Fr., 02.10.2020
Motor & Mobility

Mein Schlitten und Ich

Der Politikwissenschafts-Student Luca Glitzner bekam von seinem Onkel eine alte Kastenente geschenkt, mit der er schon bis in die Bretagne gefahren ist.

Eigentlich war ich nie so ein Auto-Freak, stand aber immer auf alte, unkonventionelle Fahrzeuge. Meine Freunde finden eher den neuesten Porsche oder einen Audi R8 cool, aber darum ging es mir nie, ich wollte lieber ein Stück Geschichte fahren. Und als mir mein Onkel vor zwei Jahren seine alte Kastenente überlassen hat, fand ich das natürlich grandios. Dafür muss ich ihm im Gegenzug manchmal beim Transport seiner Sachen helfen, er ist Kunst- und Antiquitätenhändler. Genial ist an der Ente vor allem, dass mein Onkel hinten ein richtiges Bett eingebaut hat. So hat man unterwegs immer eine Schlafmöglichkeit dabei.

Schön ist auch, wenn man damit vor einer Bar vorfährt. Dann ist auf einmal ein Porsche gar nicht mehr so spannend. Und an der Tankstelle fragen mich Leute, ob ich in der Ente gezeugt wurde oder warum ich in so jungen Jahren so ein Ding fahre. Andere haben auch Probleme mit dem Auto. Die weigern sich einzusteigen, weil sie Angst um ihre Sicherheit haben. Die Ente hat natürlich keine Airbags und ziemlich veraltete Sicherheitsgurte.

Die längste Reise, die ich mit der Ente gemacht habe, war ein Roadtrip von Essen bis ganz in den Westen Frankreichs, in die 1000 Kilometer entfernte Bretagne. Mit einem normalen Auto braucht man dafür zehn Stunden, aber mit der Ente dauert das fast doppelt so lang. Die Höchstgeschwindigkeit liegt zwar bei über 100 km/h, aber wenn man ein bisschen beladen ist oder eine zweite Person mitfährt, kann man froh sein, wenn man es auf 85 km/h schafft.
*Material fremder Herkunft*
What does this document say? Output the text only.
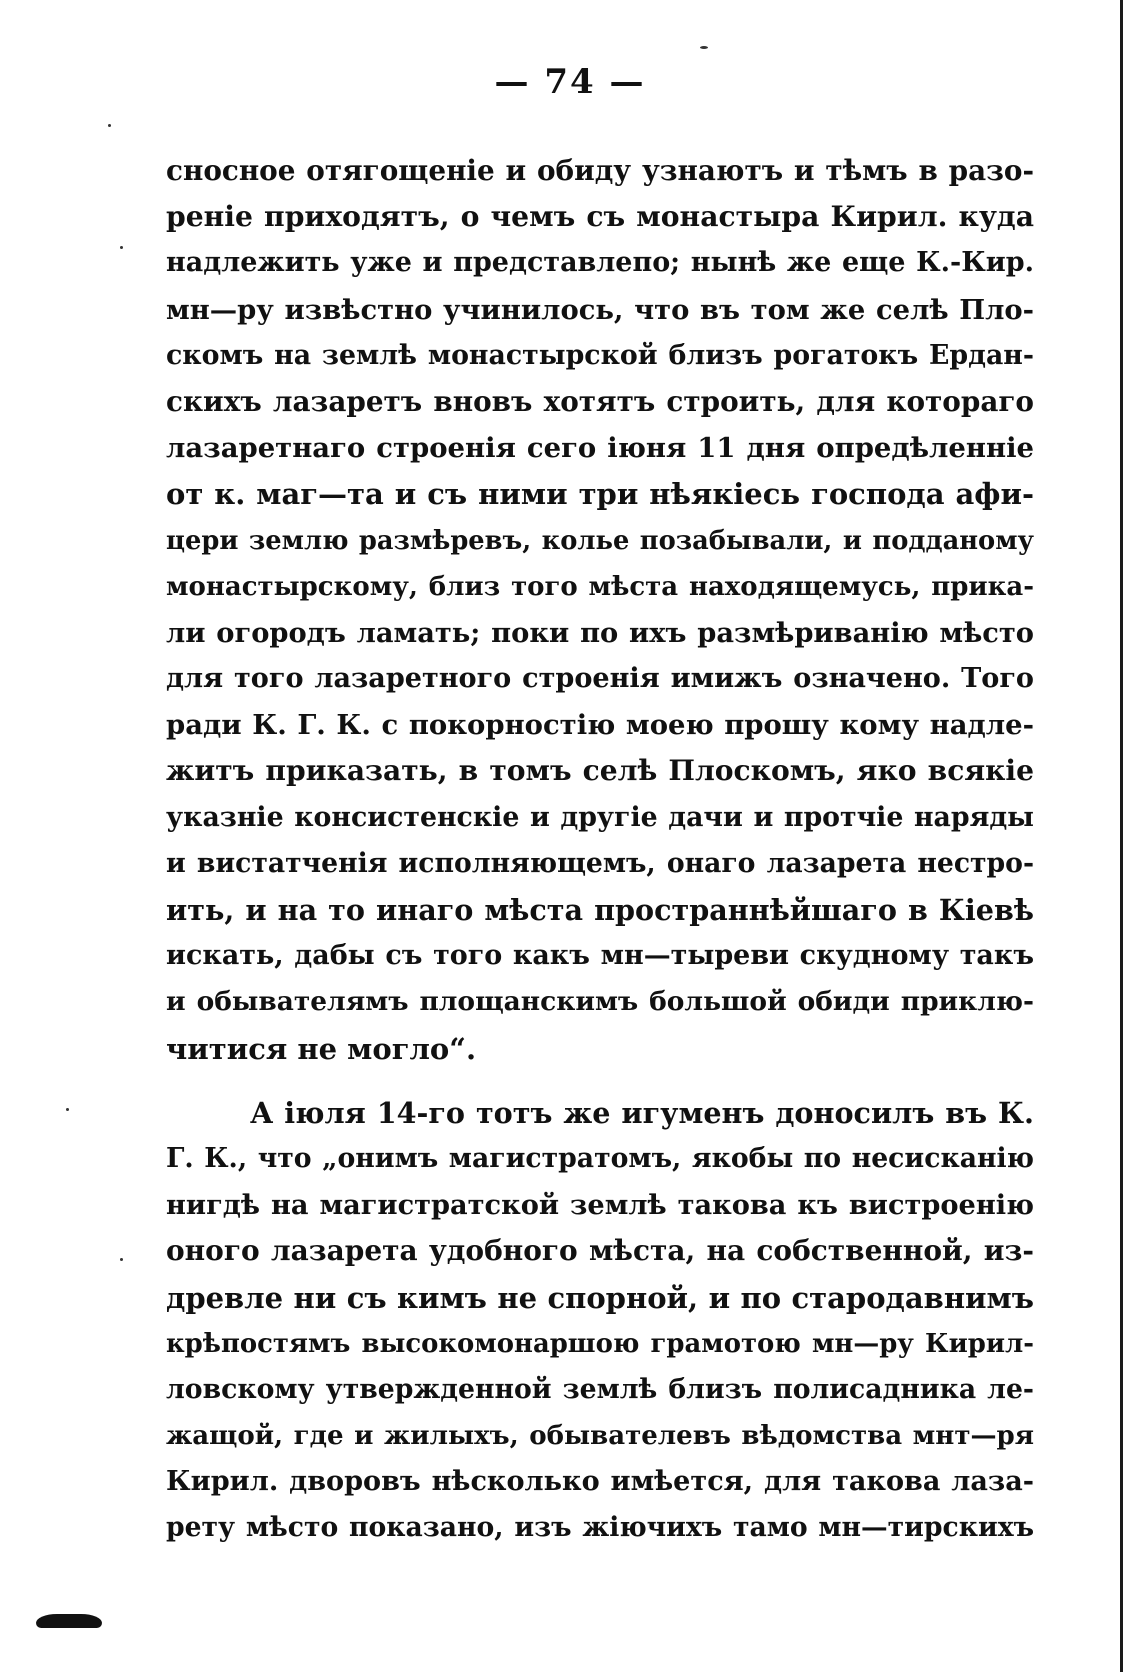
— 74 —
сносное отягощеніе и обиду узнаютъ и тѣмъ в разо-
реніе приходятъ, о чемъ съ монастыра Кирил. куда
надлежить уже и представлепо; нынѣ же еще К.-Кир.
мн—ру извѣстно учинилось, что въ том же селѣ Пло-
скомъ на землѣ монастырской близъ рогатокъ Ердан-
скихъ лазаретъ вновъ хотятъ строить, для котораго
лазаретнаго строенія сего іюня 11 дня опредѣленніе
от к. маг—та и съ ними три нѣякіесь господа афи-
цери землю размѣревъ, колье позабывали, и подданому
монастырскому, близ того мѣста находящемусь, прика-
ли огородъ ламать; поки по ихъ размѣриванію мѣсто
для того лазаретного строенія имижъ означено. Того
ради К. Г. К. с покорностію моею прошу кому надле-
житъ приказать, в томъ селѣ Плоскомъ, яко всякіе
указніе консистенскіе и другіе дачи и протчіе наряды
и вистатченія исполняющемъ, онаго лазарета нестро-
ить, и на то инаго мѣста пространнѣйшаго в Кіевѣ
искать, дабы съ того какъ мн—тыреви скудному такъ
и обывателямъ площанскимъ большой обиди приклю-
читися не могло“.
А іюля 14-го тотъ же игуменъ доносилъ въ К.
Г. К., что „онимъ магистратомъ, якобы по несисканію
нигдѣ на магистратской землѣ такова къ вистроенію
оного лазарета удобного мѣста, на собственной, из-
древле ни съ кимъ не спорной, и по стародавнимъ
крѣпостямъ высокомонаршою грамотою мн—ру Кирил-
ловскому утвержденной землѣ близъ полисадника ле-
жащой, где и жилыхъ, обывателевъ вѣдомства мнт—ря
Кирил. дворовъ нѣсколько имѣется, для такова лаза-
рету мѣсто показано, изъ жіючихъ тамо мн—тирскихъ
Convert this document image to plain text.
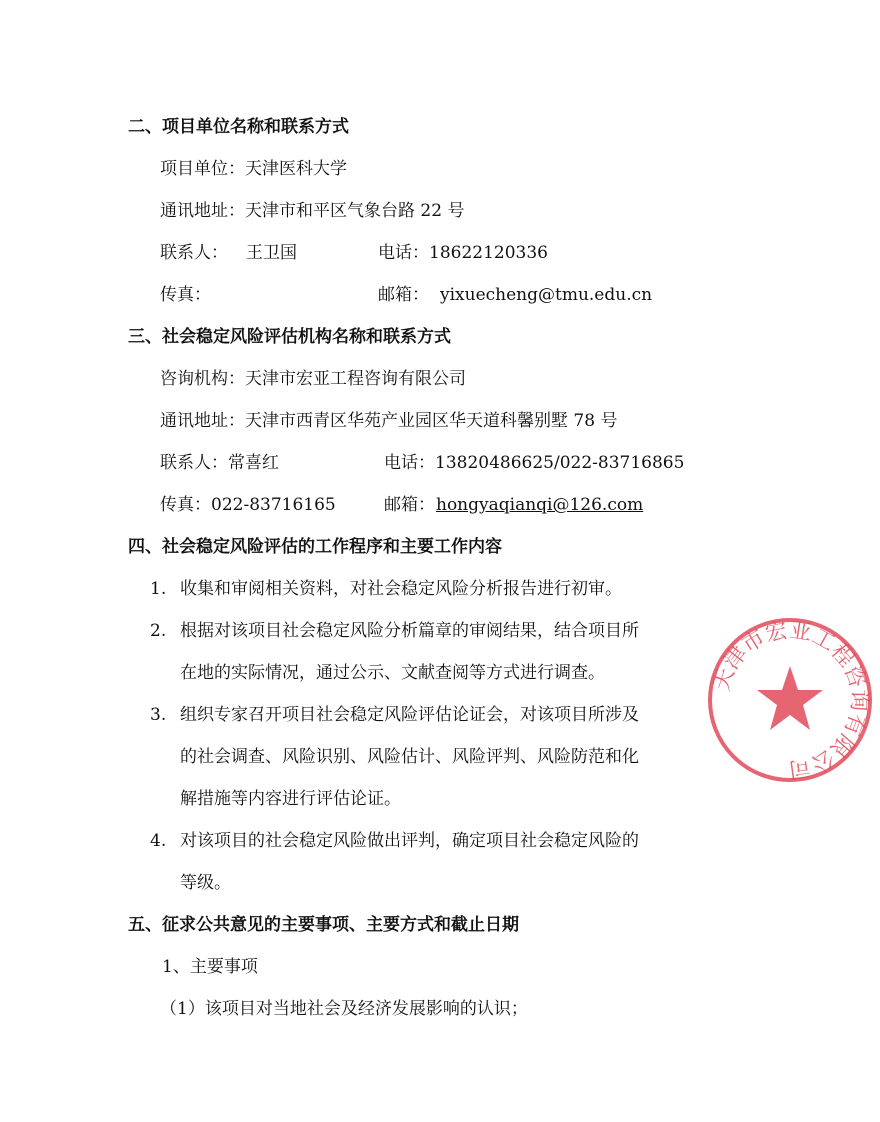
二、项目单位名称和联系方式
项目单位：天津医科大学
通讯地址：天津市和平区气象台路 22 号
联系人： 王卫国	电话：18622120336
传真：	邮箱： yixuecheng@tmu.edu.cn
三、社会稳定风险评估机构名称和联系方式
咨询机构：天津市宏亚工程咨询有限公司
通讯地址：天津市西青区华苑产业园区华天道科馨别墅 78 号
联系人：常喜红	电话：13820486625/022-83716865
传真：022-83716165	邮箱： hongyaqianqi@126.com
四、社会稳定风险评估的工作程序和主要工作内容
1. 收集和审阅相关资料，对社会稳定风险分析报告进行初审。
2. 根据对该项目社会稳定风险分析篇章的审阅结果，结合项目所
在地的实际情况，通过公示、文献查阅等方式进行调查。
3. 组织专家召开项目社会稳定风险评估论证会，对该项目所涉及
的社会调查、风险识别、风险估计、风险评判、风险防范和化
解措施等内容进行评估论证。
4. 对该项目的社会稳定风险做出评判，确定项目社会稳定风险的
等级。
五、征求公共意见的主要事项、主要方式和截止日期
1、主要事项
（1）该项目对当地社会及经济发展影响的认识；
天津市宏亚工程咨询有限公司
Außerdem muss man alle 250 Kilometer zum Tanken halten. Mein Onkel hat mir sogar noch einen Benzinkanister mitgegeben, da die Tanknadel leider nicht mehr so gut funktioniert. Und tatsächlich: Kurz vor dem Ziel ging mir mitten auf der Autobahn der Sprit aus. Ich stieg aus, kramte den Kanister hervor und ließ die fünf Liter bis zum letzten Tropfen im Tank verschwinden. Dem Umdrehen des Zündschlüssels folgten ein kurzes Stottern, dichter Rauch und Gestank. Vier Stunden später kam ich dann tatsächlich an, ein freundlicher Franzose hatte mich mit seinem Mercedes-Transporter abgeschleppt. Das vermeintliche Benzin meines Onkels hatte sich nämlich im letzten Augenblick als Diesel entpuppt. Ich musste den Tank auspumpen lassen, danach fuhr die Ente aber wieder absolut tadellos weiter.